The city of West University Place has been allocated more than $34,600 in settlement funds with Allergan, CVS, Walgreens and Walmart as a part of a nationwide investigation and litigation between the pharmaceutical industry and its role in the country’s opioid crisis.

West University Place City Council leaders stated in the March 13 consent agenda they will join in the settlements. That brings a total of three settlements West U will opt into after the city chose to participate in a November 2021 agreement with Johnson & Johnson, as well as a February 2022 agreement with global pharmaceutical companies Endo and Teva, according to agenda documents.

For now, the direction of where the $35,000 will be allocated is an ongoing discussion between city leaders and where the money will be used appropriately, according to West U City Manager Dave Beach. Funds will not go into the general fund, Beach said, but ideally could replenish costs incurred from an organizational standpoint, Beach added.

“You can look at paramedics, the amount of medication that we’ve had to use to treat people overdosing and things like that—that it goes to replenish the supplies that shouldn’t have been used in the first place,” Beach said.

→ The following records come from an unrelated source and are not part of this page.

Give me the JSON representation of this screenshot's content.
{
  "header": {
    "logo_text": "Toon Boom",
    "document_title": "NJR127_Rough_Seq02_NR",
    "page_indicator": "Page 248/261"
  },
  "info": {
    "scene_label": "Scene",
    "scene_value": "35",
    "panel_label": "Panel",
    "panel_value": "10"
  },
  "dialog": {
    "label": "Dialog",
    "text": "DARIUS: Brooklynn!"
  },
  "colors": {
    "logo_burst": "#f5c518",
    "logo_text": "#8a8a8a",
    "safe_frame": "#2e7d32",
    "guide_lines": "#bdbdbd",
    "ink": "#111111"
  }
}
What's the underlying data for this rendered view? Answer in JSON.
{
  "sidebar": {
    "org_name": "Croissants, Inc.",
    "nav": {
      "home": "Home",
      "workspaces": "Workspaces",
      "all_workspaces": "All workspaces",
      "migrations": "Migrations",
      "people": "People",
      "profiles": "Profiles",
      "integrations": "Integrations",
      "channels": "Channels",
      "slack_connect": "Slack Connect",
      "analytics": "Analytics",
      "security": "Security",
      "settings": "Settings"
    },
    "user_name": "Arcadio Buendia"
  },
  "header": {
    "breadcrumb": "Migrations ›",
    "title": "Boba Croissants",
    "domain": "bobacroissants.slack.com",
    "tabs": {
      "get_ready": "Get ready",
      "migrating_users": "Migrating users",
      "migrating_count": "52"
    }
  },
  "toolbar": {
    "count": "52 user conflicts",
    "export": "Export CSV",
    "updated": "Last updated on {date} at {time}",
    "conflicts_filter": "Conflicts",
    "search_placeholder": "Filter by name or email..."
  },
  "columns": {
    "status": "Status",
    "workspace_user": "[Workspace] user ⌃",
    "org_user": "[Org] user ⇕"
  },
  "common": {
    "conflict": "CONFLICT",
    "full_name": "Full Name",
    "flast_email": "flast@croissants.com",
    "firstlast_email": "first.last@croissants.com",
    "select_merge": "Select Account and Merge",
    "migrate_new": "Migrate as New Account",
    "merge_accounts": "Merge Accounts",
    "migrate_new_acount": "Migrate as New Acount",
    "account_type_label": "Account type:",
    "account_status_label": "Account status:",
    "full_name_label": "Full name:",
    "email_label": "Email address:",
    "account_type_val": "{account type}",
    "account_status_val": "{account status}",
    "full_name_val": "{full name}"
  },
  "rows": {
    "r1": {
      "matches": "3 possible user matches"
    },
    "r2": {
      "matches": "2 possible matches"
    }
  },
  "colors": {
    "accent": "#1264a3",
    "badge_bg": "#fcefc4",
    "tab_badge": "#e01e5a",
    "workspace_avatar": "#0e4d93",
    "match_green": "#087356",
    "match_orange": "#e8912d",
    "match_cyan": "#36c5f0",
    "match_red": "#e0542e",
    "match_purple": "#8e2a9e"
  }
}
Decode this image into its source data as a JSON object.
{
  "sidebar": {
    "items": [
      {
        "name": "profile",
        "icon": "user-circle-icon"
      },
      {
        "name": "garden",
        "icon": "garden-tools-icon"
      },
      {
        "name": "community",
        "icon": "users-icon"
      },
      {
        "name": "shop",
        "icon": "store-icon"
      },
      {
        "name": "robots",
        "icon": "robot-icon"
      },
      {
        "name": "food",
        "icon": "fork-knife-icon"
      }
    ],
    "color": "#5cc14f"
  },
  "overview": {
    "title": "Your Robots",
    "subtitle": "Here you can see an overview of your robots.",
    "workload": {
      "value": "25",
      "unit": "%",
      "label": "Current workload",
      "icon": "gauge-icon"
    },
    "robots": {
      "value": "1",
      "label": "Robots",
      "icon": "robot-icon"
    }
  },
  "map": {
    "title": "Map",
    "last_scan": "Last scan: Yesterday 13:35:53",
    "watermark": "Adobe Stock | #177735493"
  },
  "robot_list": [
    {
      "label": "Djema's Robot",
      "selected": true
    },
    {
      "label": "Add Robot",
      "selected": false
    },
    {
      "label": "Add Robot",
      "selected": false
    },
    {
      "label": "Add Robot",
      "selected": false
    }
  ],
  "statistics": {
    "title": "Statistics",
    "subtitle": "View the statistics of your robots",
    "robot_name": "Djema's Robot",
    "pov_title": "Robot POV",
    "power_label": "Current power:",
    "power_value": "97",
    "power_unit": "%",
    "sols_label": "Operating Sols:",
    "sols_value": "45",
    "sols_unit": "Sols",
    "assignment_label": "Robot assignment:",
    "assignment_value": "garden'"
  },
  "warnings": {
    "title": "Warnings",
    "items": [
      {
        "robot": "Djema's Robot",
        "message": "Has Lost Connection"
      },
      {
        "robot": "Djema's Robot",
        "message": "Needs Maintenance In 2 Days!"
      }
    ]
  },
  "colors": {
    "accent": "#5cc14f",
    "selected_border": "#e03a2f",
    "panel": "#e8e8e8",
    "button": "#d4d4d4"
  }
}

According to most recent data available from the National Center for Health Statistics, the number of reported opioid overdose deaths nearly doubled in Texas from January 2019 to October 2021.
In the late 1990s, pharmaceutical companies began marketing prescription opioid pain relievers as drugs that were not as addictive as previously thought, according to the National Institute on Drug Abuse. As a result, these drugs, which had formerly been prescribed only to treat acute pain, became the prescription of choice to treat chronic, long-term pain.


Texas Attorney General Ken Paxton announced Jan. 20 the state was finalizing opioid agreements with CVS and Walgreens totaling $10.7 billion nationally, with CVS paying $5 billion and Walgreens paying $5.7 billion, according to a news release.

"Every single day, Americans from all backgrounds are suffering from opioid addiction and its destructive consequences. The tragic and infuriating reality is that this epidemic has not happened by accident. There are companies that have played a role in worsening, and in many cases causing, opioid addiction. They must be held responsible, and CVS and Walgreens are no exception,” Paxton said in the January news release.

If there is sufficient sign-on from states and local governments around the country, the payments will start during the second half of 2023, Paxton’s office stated in the news release.